Na sessão de 12/12/13, o Ministro Luiz Fux (relator) julgou procedente o pedido para declarar a inconstitucionalidade parcial sem redução de texto do artigo 24 da Lei nº 9.504/97, na parte em que autoriza a doação por pessoas jurídicas a campanhas eleitorais, com eficácia ex tunc, salvaguardadas as situações concretas consolidadas até o presente momento, e declarar a inconstitucionalidade do artigo 24, parágrafo único, e do artigo 81, caput e parágrafo 1º da Lei nº 9.507/94, também com eficácia ex tunc e, igualmente, ressalvando as situações concretas consolidadas até o presente momento. Também declarou a inconstitucionalidade parcial sem redução de texto do artigo 31 da Lei nº 9.096/95, na parte em que autoriza a realização de doações por pessoas jurídicas a partidos políticos, e a inconstitucionalidade das expressões “ou pessoa jurídica”, constante no artigo 38, inciso III, e “e jurídicas”, inserta no artigo 39, caput e parágrafo 5º, todos preceitos da Lei nº 9.096/95, com eficácia ex tunc. Por sua vez, os Ministros Luís Roberto Barroso e Joaquim Barbosa acompanharam o relator, exceto, este último, com relação à modulação dos efeitos. O Ministro Dias Toffoli também acompanhou o relator, mas deixou para se pronunciar sobre modulação dos efeitos em momento oportuno.
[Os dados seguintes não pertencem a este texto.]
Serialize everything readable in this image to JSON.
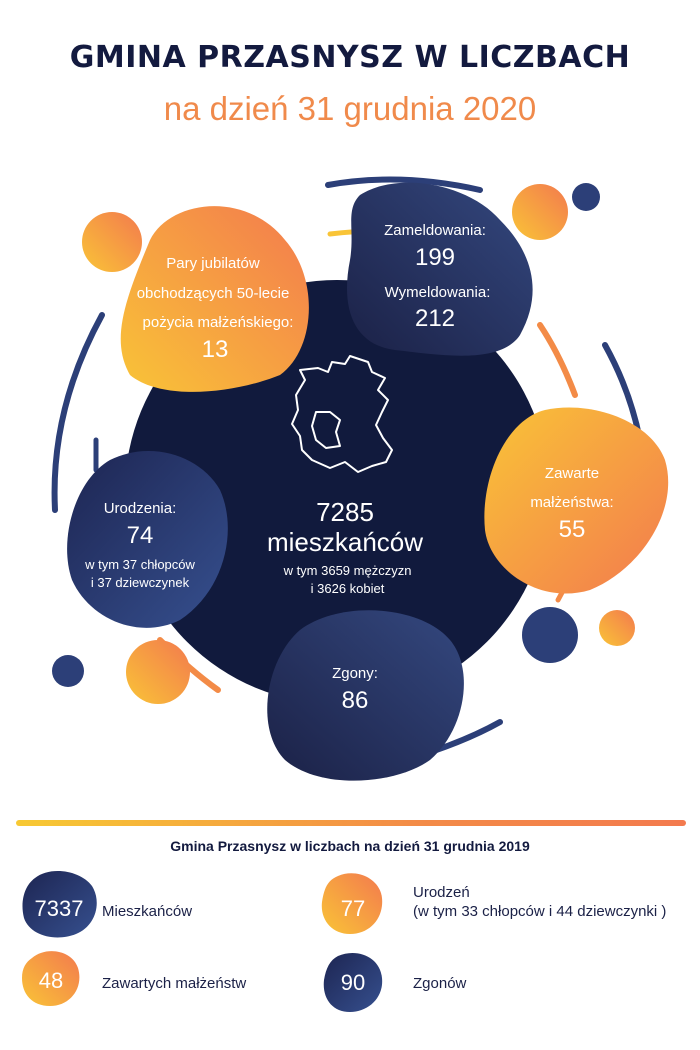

Na sessão de hoje, dia 02/04/14, o Min. Teori Zavaski votou pela integral improcedência do pedido, ao argumento, em síntese, de que a Constituição de 88 não condena a influência pura e simples do poder econômico nas eleições, mas o seu abuso ou a sua potencialidade para atingir a normalidade do pleito. Daí haver arrematado o seguinte: “embora reconhecendo a inadiável necessidade de alteração no atual estado de coisas, nem por isso se pode concluir que as contribuições financeiras são irregulares, só por serem de pessoas jurídicas. Longe de negar a existência de interesses condenáveis em contribuições a partidos, não se pode ver nesse fato fundamento suficiente para a conclusão radical de que toda a qualquer doação é inconstitucional”. Em seguida, pediu vista o Min. Gilmar Mendes, alegando extrema complexidade da matéria.
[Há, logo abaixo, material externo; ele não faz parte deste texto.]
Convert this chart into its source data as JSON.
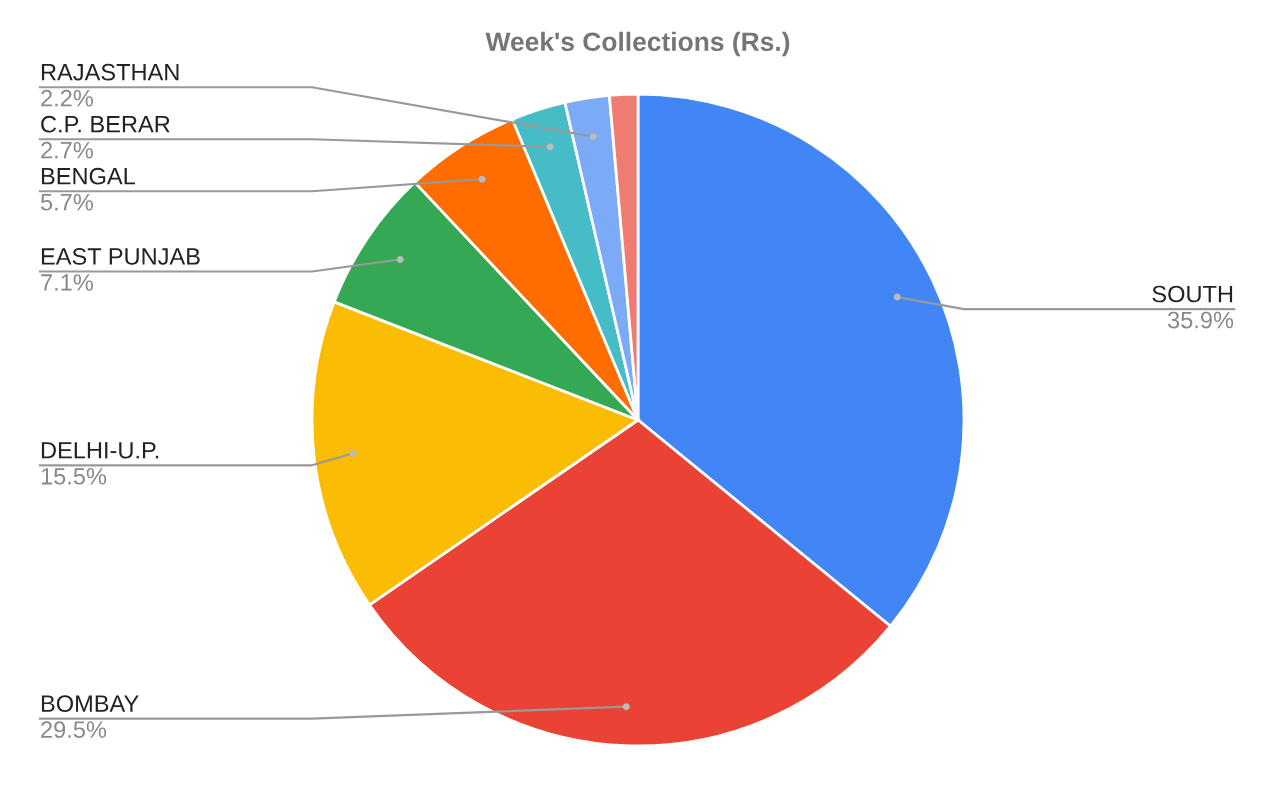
{
  "chart_data": {
    "type": "pie",
    "title": "Week's Collections (Rs.)",
    "categories": [
      "SOUTH",
      "BOMBAY",
      "DELHI-U.P.",
      "EAST PUNJAB",
      "BENGAL",
      "C.P. BERAR",
      "RAJASTHAN",
      null
    ],
    "values": [
      35.9,
      29.5,
      15.5,
      7.1,
      5.7,
      2.7,
      2.2,
      1.4
    ],
    "value_labels": [
      "35.9%",
      "29.5%",
      "15.5%",
      "7.1%",
      "5.7%",
      "2.7%",
      "2.2%",
      null
    ],
    "colors": [
      "#4285f4",
      "#ea4335",
      "#fbbc04",
      "#34a853",
      "#ff6d01",
      "#46bdc6",
      "#7baaf7",
      "#f07b72"
    ]
  }
}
Todavia, anteciparam os votos os Ministros Marco Aurélio e Ricardo Lewandowski, julgando procedente o pedido veiculado na ADI 4650, tendo este último salientado que “o financiamento de partidos e campanhas por empresas fere profundamente o equilíbrio dos pleitos, que nas democracias deve se reger pelo princípio do ‘one man, one vote’. A cada cidadão deve corresponder um voto, com igual peso e idêntico valor. As doações milionárias feitas por empresas a políticos claramente desfiguram esse princípio multissecular.”

O julgamento será retomado com a apresentação do voto do Min. Gilmar Mendes, ainda sem previsão.